Die göttliche Gnade ist eine innere, übernatürliche Gabe, welche uns von Gott um der Verdienste Jesu Christi willen zu unserem ewigen Heil auf unverdiente Weise geschenkt wird. Sie wird in zwei Gattungen eingeteilt – in die „helfende Gnade“ und die „heiligmachende Gnade“. Während die heiligmachende Gnade in der Seele fortdauert, solange sie nicht durch eine Todsünde zerstört wird, wird die helfende Gnade nur für bestimmte, zeitlich begrenzte Situationen, ja bisweilen nur für den Augenblick gegeben. Mittels der helfenden Gnade wirkt Gott auf die beiden Kräfte unserer Seele ein, indem Er den Verstand erleuchtet und den Willen bewegt, damit wir das Böse meiden und das Gute tun.
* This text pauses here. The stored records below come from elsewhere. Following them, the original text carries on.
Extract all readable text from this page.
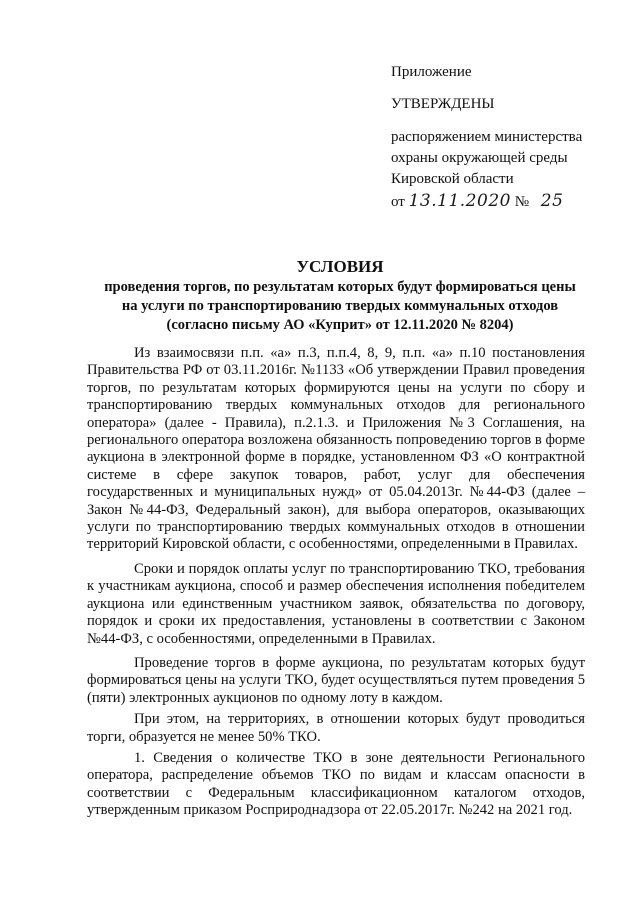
Приложение
УТВЕРЖДЕНЫ
распоряжением министерства
охраны окружающей среды
Кировской области
от 13.11.2020 № 25
УСЛОВИЯ
проведения торгов, по результатам которых будут формироваться цены
на услуги по транспортированию твердых коммунальных отходов
(согласно письму АО «Куприт» от 12.11.2020 № 8204)

Из взаимосвязи п.п. «а» п.3, п.п.4, 8, 9, п.п. «а» п.10 постановления Правительства РФ от 03.11.2016г. №1133 «Об утверждении Правил проведения торгов, по результатам которых формируются цены на услуги по сбору и транспортированию твердых коммунальных отходов для регионального оператора» (далее - Правила), п.2.1.3. и Приложения №3 Соглашения, на регионального оператора возложена обязанность попроведению торгов в форме аукциона в электронной форме в порядке, установленном ФЗ «О контрактной системе в сфере закупок товаров, работ, услуг для обеспечения государственных и муниципальных нужд» от 05.04.2013г. №44-ФЗ (далее – Закон №44-ФЗ, Федеральный закон), для выбора операторов, оказывающих услуги по транспортированию твердых коммунальных отходов в отношении территорий Кировской области, с особенностями, определенными в Правилах.

Сроки и порядок оплаты услуг по транспортированию ТКО, требования к участникам аукциона, способ и размер обеспечения исполнения победителем аукциона или единственным участником заявок, обязательства по договору, порядок и сроки их предоставления, установлены в соответствии с Законом №44-ФЗ, с особенностями, определенными в Правилах.

Проведение торгов в форме аукциона, по результатам которых будут формироваться цены на услуги ТКО, будет осуществляться путем проведения 5 (пяти) электронных аукционов по одному лоту в каждом.

При этом, на территориях, в отношении которых будут проводиться торги, образуется не менее 50% ТКО.

1. Сведения о количестве ТКО в зоне деятельности Регионального оператора, распределение объемов ТКО по видам и классам опасности в соответствии с Федеральным классификационном каталогом отходов, утвержденным приказом Росприроднадзора от 22.05.2017г. №242 на 2021 год.
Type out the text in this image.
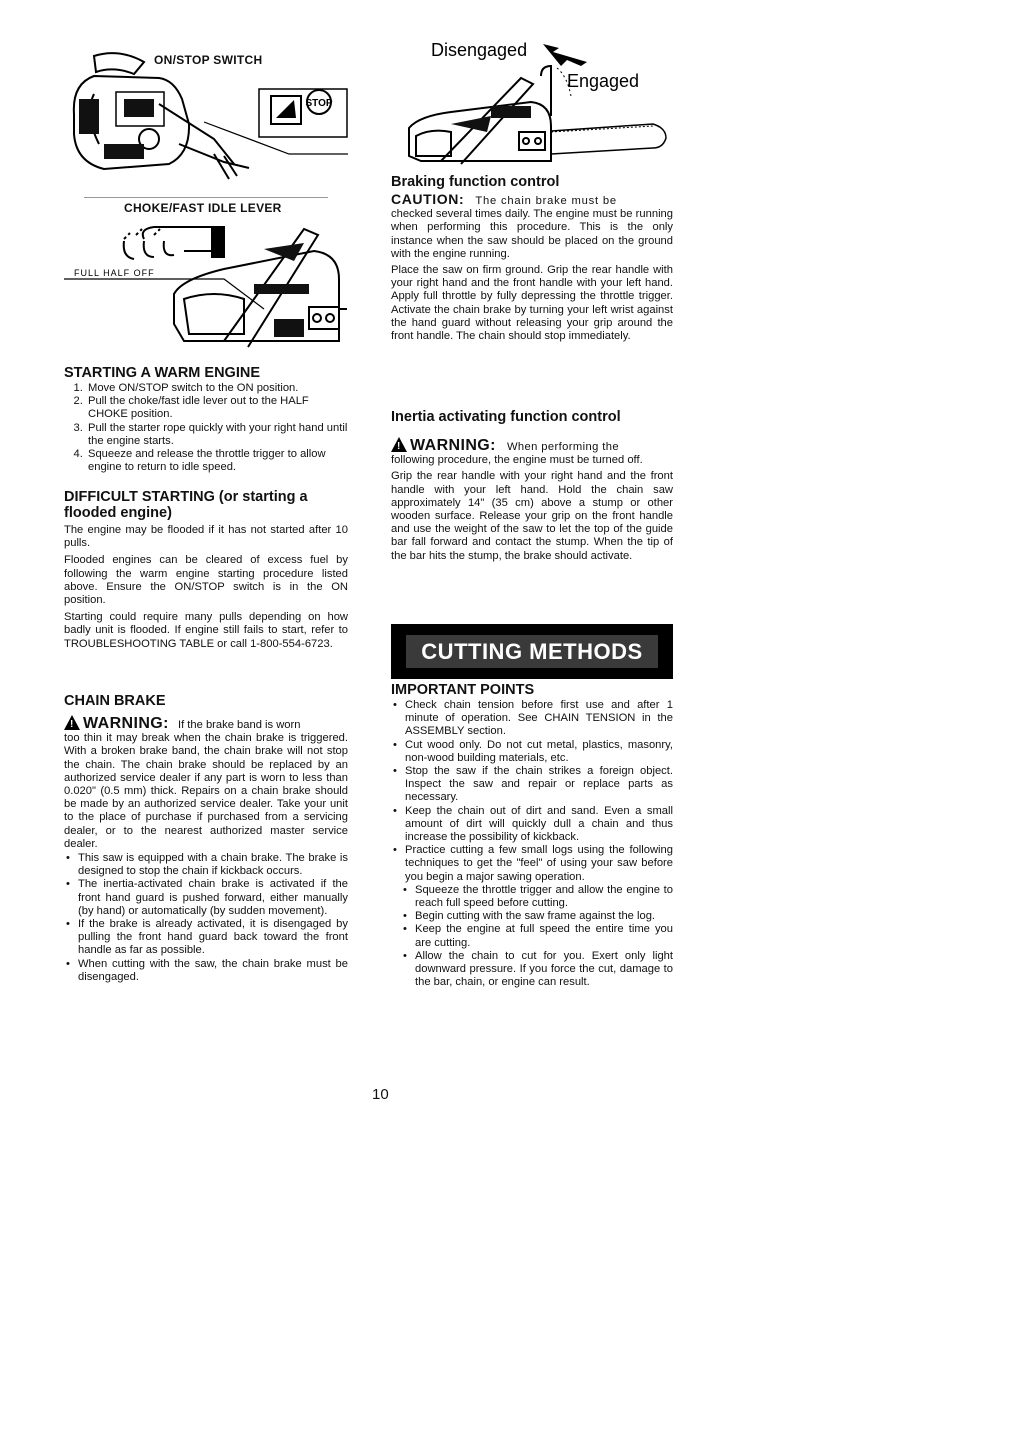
ON/STOP SWITCH
STOP
CHOKE/FAST IDLE LEVER
FULL HALF OFF
STARTING A WARM ENGINE
1. Move ON/STOP switch to the ON position.
2. Pull the choke/fast idle lever out to the HALF CHOKE position.
3. Pull the starter rope quickly with your right hand until the engine starts.
4. Squeeze and release the throttle trigger to allow engine to return to idle speed.
DIFFICULT STARTING (or starting a flooded engine)

The engine may be flooded if it has not started after 10 pulls.

Flooded engines can be cleared of excess fuel by following the warm engine starting procedure listed above. Ensure the ON/STOP switch is in the ON position.

Starting could require many pulls depending on how badly unit is flooded. If engine still fails to start, refer to TROUBLESHOOTING TABLE or call 1-800-554-6723.

CHAIN BRAKE
!WARNING: If the brake band is worn

too thin it may break when the chain brake is triggered. With a broken brake band, the chain brake will not stop the chain. The chain brake should be replaced by an authorized service dealer if any part is worn to less than 0.020" (0.5 mm) thick. Repairs on a chain brake should be made by an authorized service dealer. Take your unit to the place of purchase if purchased from a servicing dealer, or to the nearest authorized master service dealer.

• This saw is equipped with a chain brake. The brake is designed to stop the chain if kickback occurs.
• The inertia-activated chain brake is activated if the front hand guard is pushed forward, either manually (by hand) or automatically (by sudden movement).
• If the brake is already activated, it is disengaged by pulling the front hand guard back toward the front handle as far as possible.
• When cutting with the saw, the chain brake must be disengaged.
Disengaged
Engaged
Braking function control
CAUTION: The chain brake must be

checked several times daily. The engine must be running when performing this procedure. This is the only instance when the saw should be placed on the ground with the engine running.

Place the saw on firm ground. Grip the rear handle with your right hand and the front handle with your left hand. Apply full throttle by fully depressing the throttle trigger. Activate the chain brake by turning your left wrist against the hand guard without releasing your grip around the front handle. The chain should stop immediately.

Inertia activating function control
!WARNING: When performing the

following procedure, the engine must be turned off.

Grip the rear handle with your right hand and the front handle with your left hand. Hold the chain saw approximately 14" (35 cm) above a stump or other wooden surface. Release your grip on the front handle and use the weight of the saw to let the top of the guide bar fall forward and contact the stump. When the tip of the bar hits the stump, the brake should activate.

CUTTING METHODS
IMPORTANT POINTS
• Check chain tension before first use and after 1 minute of operation. See CHAIN TENSION in the ASSEMBLY section.
• Cut wood only. Do not cut metal, plastics, masonry, non-wood building materials, etc.
• Stop the saw if the chain strikes a foreign object. Inspect the saw and repair or replace parts as necessary.
• Keep the chain out of dirt and sand. Even a small amount of dirt will quickly dull a chain and thus increase the possibility of kickback.
• Practice cutting a few small logs using the following techniques to get the "feel" of using your saw before you begin a major sawing operation.
• Squeeze the throttle trigger and allow the engine to reach full speed before cutting.
• Begin cutting with the saw frame against the log.
• Keep the engine at full speed the entire time you are cutting.
• Allow the chain to cut for you. Exert only light downward pressure. If you force the cut, damage to the bar, chain, or engine can result.
10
Die helfende Gnade ist zur Erlangung des ewigen Heiles unbedingt notwendig, weil wir nur mittels ihrer Hilfe solche Werke tun können, die uns zur Erlangung und Erhaltung des ewigen Lebens dienlich sind. Denn ohne die „helfende Gnade“ kann der Mensch nicht selig werden. Soviel haben wir am vergangenen Sonntag über die göttliche Gnade im Allgemeinen und über die „helfende Gnade“ im speziellen erfahren. Zwei Fragen sind dabei jedoch noch offen geblieben. Sie lauteten:

1. Wem wird die „helfende Gnade“ gegeben?
2. Auf welche Weise wirkt die „helfende Gnade“?

Diese beiden Fragen wollen wir heute versuchen genauer zu beleuchten.
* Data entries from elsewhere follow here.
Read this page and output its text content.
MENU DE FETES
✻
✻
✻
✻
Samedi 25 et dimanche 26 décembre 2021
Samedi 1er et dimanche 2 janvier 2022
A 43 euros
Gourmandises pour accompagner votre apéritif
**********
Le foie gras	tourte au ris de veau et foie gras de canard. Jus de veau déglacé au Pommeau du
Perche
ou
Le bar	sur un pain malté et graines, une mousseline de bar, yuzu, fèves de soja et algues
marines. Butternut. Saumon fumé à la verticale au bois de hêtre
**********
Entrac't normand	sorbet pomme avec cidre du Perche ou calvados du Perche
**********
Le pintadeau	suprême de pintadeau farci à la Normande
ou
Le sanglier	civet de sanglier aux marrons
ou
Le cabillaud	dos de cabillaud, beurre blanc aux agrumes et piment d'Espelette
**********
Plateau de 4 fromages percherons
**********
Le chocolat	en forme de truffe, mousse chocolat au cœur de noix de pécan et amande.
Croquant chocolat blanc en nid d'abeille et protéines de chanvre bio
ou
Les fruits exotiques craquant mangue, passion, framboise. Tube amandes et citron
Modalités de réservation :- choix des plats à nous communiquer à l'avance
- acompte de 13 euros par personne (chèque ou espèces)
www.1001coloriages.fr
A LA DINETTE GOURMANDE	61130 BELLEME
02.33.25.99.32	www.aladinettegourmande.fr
Der allgemeine Heilswille Gottes

Die Antwort, wem die „helfende Gnade“ tatsächlich gegeben wird, lautet natürlich: Allen. Gott eilt allen Menschen zu Hilfe. Er schenkt allen Menschen „helfende Gnade“. Ja, mehr noch. Er schenkt allen Menschen hinreichend Gnade. D.h. Er schenkt jedem Einzelnen ein solches Maß an helfender Gnade, daß er damit selig werden könnte.
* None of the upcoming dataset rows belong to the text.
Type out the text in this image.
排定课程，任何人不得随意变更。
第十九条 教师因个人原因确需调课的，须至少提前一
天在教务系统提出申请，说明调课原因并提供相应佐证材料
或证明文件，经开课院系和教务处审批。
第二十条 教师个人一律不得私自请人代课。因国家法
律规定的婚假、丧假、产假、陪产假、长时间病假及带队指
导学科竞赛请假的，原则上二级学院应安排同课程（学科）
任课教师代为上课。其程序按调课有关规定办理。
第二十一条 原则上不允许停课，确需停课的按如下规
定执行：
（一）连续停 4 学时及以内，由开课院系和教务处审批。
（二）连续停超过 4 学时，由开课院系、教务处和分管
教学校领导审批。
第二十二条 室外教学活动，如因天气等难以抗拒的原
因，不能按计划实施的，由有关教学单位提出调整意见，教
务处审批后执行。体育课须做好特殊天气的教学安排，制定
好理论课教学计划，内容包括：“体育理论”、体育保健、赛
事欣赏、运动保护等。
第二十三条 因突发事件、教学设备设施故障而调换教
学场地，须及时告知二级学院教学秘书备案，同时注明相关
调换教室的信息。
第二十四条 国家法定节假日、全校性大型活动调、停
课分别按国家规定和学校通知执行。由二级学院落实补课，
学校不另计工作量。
Die Richtigkeit dieser Antwort ist leicht aus drei Tatsachen zu erkennen. Einerseits ist der Schatz der göttlichen Gnade unermeßlich groß. Die Verdienste, die unser göttlicher Erlöser Jesus Christus bei Seinem Leiden und Sterben am Kreuz erworben hat, sind unendlich groß und zahlreich. Die Schatzkammer der göttlichen Gnaden wird also niemals erschöpft sein. Gott mag austeilen soviel Er will. Er wird dabei nicht ärmer. Schon deswegen dürfen wir mit einer freigebigen Austeilung der göttlichen Gnade rechnen. – Zum zweiten ist außerdem die Güte Gottes unaussprechlich groß. Ja, Gott hat ein wahres Verlangen danach, daß alle Menschen zur ewigen Seligkeit gelangen. Der hl. Paulus sagt: „Gott will, daß alle Menschen selig werden und zur Erkenntnis der Wahrheit gelangen“ (1. Tim. 2, 4). – Die dritte Tatsache, die berücksichtigt werden muß ist die, daß der Mensch ohne die Gnade nicht selig werden kann. Ja, aus eigenen Kräften noch nicht einmal einen Schritt auf dem Wege zum ewigen Leben vorwärtskommen kann. Weil das uns gesetzte letzte Ziel, die ewige Seligkeit des Himmels, ein übernatürliches Ziel ist, wir jedoch außerstande sind durch unsere natürlichen Kräfte dorthin zu gelangen, so sind wir folglich absolut auf die Hilfe der göttlichen Gnade angewiesen. – Stellen wir nun diese drei unbestreitbaren Sätze nebeneinander: 1. Christus hat die Gnade in unendlichem Maß verdient. 2. Gott will das Heil aller Menschen. 3. Der Mensch kann ohne die Gnade nicht zum Heil gelangen. Was folgt daraus? – Es folgt notwendigerweise daraus, daß Gott allen Menschen tatsächlich Seine Gnade gibt. So hat es die katholische Kirche stets gelehrt. So haben es die gläubigen Katholiken stets geglaubt. Die dem entgegenstehende Irrlehre, daß es Menschen gäbe, die nach Gottes Willen von vorneherein für die Hölle vorherbestimmt seien, deren Verdammung Gott beabsichtigt habe, ist auf das nachdrücklichste vom Lehramt der katholischen Kirche verworfen worden.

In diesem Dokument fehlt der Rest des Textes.